Today marks the official end to our month-long Couponing Experiment. Over the past four weeks, my husband and I have improved our shopping technique and learned quite a few ways to save money on groceries. This is a great addition to our meal planning, which already saves us over $1000 a month!
This week, we deviated from the original rules of the experiment, and tried a new grocery store which we heard has friendlier coupon policies and better prices in general. Hubby was resistant to the change at first– “their meat selection isn’t as good” — but his argument didn’t hold much water since we usually stick to chicken thighs, pork, and ground beef, so what does it matter if a store has excellent steaks if we’re not buying them? Anyhow, hubby is a good sport and was game for seeing if a switch was worth it.
I’ll let the evidence speak for itself:
Last week was one of our best at the previous store, totaling $171.01 for 54 items. Coupons and store sale savings were right about $11. However, in our first week at the new store, we spent only $144.16 on 70 items, and our coupon/sale savings were almost $19! We bought 16% more and spent $37 less — those are pretty impressive numbers! It does appear that this new store does indeed have better sales (at least for things we purchase) and lower prices all around.
In a full month of keeping track of our spending, we were averaging $190 per week at our original store.

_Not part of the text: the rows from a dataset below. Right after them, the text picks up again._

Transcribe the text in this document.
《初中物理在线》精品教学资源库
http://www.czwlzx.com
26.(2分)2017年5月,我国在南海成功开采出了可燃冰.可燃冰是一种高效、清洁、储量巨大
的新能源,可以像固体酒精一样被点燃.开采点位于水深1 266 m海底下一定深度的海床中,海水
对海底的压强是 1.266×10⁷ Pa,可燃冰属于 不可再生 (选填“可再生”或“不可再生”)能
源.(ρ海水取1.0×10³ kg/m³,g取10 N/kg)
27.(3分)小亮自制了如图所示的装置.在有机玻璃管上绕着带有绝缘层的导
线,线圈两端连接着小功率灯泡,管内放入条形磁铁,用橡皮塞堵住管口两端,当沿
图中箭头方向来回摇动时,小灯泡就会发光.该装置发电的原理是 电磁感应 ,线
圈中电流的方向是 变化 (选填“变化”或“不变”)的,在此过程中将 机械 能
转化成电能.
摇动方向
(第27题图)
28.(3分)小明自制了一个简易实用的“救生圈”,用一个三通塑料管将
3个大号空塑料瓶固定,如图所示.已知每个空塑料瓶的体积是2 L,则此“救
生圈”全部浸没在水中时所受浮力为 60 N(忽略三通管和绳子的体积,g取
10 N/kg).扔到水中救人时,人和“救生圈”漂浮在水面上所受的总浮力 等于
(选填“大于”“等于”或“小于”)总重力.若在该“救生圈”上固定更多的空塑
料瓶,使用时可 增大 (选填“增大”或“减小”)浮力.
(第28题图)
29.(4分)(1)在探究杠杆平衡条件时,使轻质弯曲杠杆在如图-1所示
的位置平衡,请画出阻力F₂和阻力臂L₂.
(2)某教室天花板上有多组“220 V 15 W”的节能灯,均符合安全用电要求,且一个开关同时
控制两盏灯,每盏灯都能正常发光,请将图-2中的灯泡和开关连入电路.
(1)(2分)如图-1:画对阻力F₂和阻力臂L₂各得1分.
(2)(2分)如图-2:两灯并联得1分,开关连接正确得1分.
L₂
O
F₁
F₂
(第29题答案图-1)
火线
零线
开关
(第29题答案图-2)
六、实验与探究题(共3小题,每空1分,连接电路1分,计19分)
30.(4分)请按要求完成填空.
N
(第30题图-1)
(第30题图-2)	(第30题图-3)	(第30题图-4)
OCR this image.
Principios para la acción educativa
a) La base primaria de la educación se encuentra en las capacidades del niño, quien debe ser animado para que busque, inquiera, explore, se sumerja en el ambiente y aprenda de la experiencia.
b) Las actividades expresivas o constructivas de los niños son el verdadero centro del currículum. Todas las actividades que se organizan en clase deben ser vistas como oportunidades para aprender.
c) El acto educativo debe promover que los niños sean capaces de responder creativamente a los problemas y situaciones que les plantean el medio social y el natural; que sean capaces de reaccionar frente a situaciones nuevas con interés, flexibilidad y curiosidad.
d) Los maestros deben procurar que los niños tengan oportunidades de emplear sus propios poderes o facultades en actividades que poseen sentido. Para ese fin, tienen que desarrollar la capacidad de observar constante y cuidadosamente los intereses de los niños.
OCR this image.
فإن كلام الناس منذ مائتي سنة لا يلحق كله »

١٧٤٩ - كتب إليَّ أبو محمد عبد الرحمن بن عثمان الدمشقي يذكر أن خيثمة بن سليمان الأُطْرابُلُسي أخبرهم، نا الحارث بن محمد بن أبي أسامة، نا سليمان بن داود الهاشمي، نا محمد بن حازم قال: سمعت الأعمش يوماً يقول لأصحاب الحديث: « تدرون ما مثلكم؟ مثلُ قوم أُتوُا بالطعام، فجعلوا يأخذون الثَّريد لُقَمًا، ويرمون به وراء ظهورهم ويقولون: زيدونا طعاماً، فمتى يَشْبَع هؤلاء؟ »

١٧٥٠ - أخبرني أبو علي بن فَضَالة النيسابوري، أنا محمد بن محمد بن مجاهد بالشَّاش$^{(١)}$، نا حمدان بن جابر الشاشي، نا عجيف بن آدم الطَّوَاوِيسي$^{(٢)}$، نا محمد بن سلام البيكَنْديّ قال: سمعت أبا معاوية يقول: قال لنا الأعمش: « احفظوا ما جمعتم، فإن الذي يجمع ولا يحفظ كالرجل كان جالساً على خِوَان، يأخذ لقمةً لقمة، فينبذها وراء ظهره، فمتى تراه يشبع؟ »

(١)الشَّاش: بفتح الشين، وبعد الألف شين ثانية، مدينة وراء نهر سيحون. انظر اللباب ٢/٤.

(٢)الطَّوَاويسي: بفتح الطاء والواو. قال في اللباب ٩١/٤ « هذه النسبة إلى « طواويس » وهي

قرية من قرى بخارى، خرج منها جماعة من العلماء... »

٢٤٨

At this new location we spent $45 less right off the bat, and I’m sure we could do even better once we get the hang of the sales there. Hubby was impressed and admitted that he wished he had listened to me sooner, so we wouldn’t have wasted money. I think there’s no point in worrying about the past, we should instead focus on how awesome it will be to save an extra $200 every month!
Despite the “end” of our couponing experiment, hubby and I are not going to revert to our old method (what method?) of grocery shopping. Once you see how you can can slash real money off your bill with minimal effort, there’s no way to go back to carefree (correction: careless) spending habits!
- Clip coupons! (Obviously!) Even though most of the coupons (online and print) I found were for processed foods (something we rarely eat), we were still able to save a few dollars every week on toiletries, cleaning products, etc. It only takes a couple minutes, so it’s definitely NOT a waste of time! **Update: After this post was published I heard about the Ibotta app which offers additional rebates (so you can save double on some items!) I LOVE it so far because it applies to things like produce and proteins too!
- Read the store’s weekly ad! Before this month, I had NEVER paid any attention to this newspaper-ish booklet available at the front entrance. What a mistake! The weekly ad will steer you in the direction of discounted meats, produce, and things that you don’t usually find coupons for so you can still save money on them. Sometimes you have to be flexible (chicken thighs vs. chicken breasts), but it’s worth it, as this is where some of the biggest deals can be found.
- Evaluate WHAT you’re buying! Even though processed and packaged (even boxes labeled organic, gluten free, etc. fall in the “packaged” category) often have coupons, it’s because they are so pricey to begin with! You hear often how “expensive it is to eat healthy,” but it couldn’t be farther from the truth. Fruits, vegetables, and even some proteins are some of the most affordable items in the grocery store, especially if you go for what is marked down in the weekly ad.
- Be open to change! If what you’re doing or where you’re shopping doesn’t seem to be working, make a new plan! By finally switching to a grocery store that welcome coupons and has great sales, we’re setting ourselves up to save major cash. Definitely worth learning our way around a different layout!
And here are some more helpful tips I picked up along the way:
- If you were’t planning to buy it in the first place, it’s still not a good deal! Just because you found a coupon for a free jar of alfredo sauce if you buy a package of spaghetti noodles (a real coupon I’ve seen that doesn’t benefit our family of dairy-free eaters) it doesn’t save you money if these aren’t items you use on a regular basis.
- Check the cost per ounce (or per unit). This can usually be found in the bottom left corner of the price tag on the shelf. This will show you if buying something in a larger or bulk size really is a better deal.
- Get on mailing lists! I know, I know, we all hate “junk” emails. However, sometimes if you contact a company or a brand you really like, they will email you coupons! I emailed a brand of gluten free waffles I love (one of the few packaged items we buy on a regular basis) and they send me coupons for $1 to $1.50 off every other week. That’s half the price of one box– not too shabby!
- Ask around! We don’t subscribe to a newspaper, but we know people who do. The Sunday paper has lots of coupons, and there’s no reason not to inquire if you could look through them rather than let them go to waste.
I’ve really enjoyed learning and perfecting new ways to save money. Who doesn’t like a little extra cash in the bank or to use for FUN stuff?! Hopefully what I’ve shared can be helpful to you, so you don’t have to spend a whole month experimenting and can instead get right to saving!